Our group started several years ago with the implantation of self-expandable valves with the COVL strategy. In our publications, we demonstrated a significant decrease in the need for PPM after implantation and a trend towards lower LBBB without increasing the incidence of complications or valve embolization. In our publications, implants were per formed with different self-expanding valves in the COVL group. 11,12
We believe that this strategy offers benefits, and although we did not observe a significant difference in the incidence and severity of PVR that would have an impact on survival, the reduction in conduction disorders after implantation justifies its implementation, since conduction disorders also have an impact on survival and on hospital and long-term costs. 26,27
Study limitations
The lack of randomization and the fact that this analysis was performed in a single center are the limitations of this study.

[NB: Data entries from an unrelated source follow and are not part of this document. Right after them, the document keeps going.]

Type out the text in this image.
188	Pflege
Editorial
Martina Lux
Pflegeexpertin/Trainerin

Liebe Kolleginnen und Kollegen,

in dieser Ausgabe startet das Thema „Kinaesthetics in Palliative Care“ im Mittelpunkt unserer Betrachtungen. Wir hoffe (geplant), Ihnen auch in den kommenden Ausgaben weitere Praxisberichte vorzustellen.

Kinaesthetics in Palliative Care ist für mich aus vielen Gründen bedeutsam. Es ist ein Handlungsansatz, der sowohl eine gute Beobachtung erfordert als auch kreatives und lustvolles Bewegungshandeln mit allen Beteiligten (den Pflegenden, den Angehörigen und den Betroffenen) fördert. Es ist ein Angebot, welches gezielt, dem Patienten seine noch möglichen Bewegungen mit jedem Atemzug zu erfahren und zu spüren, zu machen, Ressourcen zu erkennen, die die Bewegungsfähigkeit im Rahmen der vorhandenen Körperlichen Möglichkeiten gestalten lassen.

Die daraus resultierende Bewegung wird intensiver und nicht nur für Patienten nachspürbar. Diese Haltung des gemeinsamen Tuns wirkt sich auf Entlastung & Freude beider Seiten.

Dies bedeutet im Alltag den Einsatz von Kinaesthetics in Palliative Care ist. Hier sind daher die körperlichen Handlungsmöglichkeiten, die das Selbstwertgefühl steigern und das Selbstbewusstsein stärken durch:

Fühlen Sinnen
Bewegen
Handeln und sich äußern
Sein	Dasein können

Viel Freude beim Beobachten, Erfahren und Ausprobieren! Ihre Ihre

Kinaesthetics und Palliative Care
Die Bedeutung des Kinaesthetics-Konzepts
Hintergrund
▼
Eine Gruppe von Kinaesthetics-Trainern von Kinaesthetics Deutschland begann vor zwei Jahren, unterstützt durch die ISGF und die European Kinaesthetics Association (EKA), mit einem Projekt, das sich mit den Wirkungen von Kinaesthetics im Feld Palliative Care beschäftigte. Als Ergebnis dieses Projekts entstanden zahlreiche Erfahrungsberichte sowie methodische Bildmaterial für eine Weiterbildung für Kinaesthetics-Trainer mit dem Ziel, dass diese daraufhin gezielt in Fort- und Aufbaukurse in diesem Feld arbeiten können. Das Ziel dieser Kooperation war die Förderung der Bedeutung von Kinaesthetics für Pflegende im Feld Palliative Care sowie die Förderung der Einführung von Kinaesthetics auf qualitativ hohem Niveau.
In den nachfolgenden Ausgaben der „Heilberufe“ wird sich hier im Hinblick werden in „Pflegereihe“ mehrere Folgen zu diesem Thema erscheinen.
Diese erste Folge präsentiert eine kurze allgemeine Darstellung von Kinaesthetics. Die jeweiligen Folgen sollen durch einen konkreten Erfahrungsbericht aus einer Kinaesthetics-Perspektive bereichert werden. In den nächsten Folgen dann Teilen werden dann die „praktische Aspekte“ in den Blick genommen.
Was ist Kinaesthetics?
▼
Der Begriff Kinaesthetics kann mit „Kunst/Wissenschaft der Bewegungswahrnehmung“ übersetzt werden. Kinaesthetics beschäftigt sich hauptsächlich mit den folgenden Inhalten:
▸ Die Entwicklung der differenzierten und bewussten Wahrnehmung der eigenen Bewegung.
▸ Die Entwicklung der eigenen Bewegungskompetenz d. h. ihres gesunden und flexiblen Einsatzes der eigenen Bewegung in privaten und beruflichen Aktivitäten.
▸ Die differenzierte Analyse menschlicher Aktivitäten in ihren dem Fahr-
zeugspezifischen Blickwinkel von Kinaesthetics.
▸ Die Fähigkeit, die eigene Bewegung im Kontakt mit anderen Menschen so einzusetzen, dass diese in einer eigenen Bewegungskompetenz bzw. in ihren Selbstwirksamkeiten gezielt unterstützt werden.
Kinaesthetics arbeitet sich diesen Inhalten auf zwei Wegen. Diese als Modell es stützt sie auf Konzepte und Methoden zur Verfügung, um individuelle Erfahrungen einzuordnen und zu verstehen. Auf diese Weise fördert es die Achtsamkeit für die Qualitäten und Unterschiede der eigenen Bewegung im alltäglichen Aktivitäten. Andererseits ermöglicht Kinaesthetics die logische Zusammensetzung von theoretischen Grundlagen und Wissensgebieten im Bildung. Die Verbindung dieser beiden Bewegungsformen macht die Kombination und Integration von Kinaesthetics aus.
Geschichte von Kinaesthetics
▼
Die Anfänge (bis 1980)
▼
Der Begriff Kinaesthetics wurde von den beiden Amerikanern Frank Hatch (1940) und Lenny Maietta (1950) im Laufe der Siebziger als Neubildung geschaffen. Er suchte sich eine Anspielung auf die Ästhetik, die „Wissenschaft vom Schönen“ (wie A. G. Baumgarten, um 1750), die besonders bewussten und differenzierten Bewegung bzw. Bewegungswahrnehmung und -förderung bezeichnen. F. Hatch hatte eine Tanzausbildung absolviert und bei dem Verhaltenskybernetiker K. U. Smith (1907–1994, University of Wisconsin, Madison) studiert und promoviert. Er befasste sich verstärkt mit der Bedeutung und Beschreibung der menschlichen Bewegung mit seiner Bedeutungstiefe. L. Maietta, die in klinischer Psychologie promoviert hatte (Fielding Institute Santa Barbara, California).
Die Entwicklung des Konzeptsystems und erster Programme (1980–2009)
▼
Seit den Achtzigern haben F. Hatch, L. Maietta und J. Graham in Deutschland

In order to try to avoid the influence of the learning curve, a historical series of the last 101 patients treated with the CON strategy was compared with the first 105 patients treated with the higher transcatheter aortic valve implantation strategy.
CONCLUSIONS
In this single-center series, the strategy of high transcatheter aortic valve implantation showed no difference in the presence of moderate or severe PVR compared with the conventional strategy with no differences in complications and was associated with a lower need for definitive pacemaker and a trend towards lower incidence of LBBB at 30 days.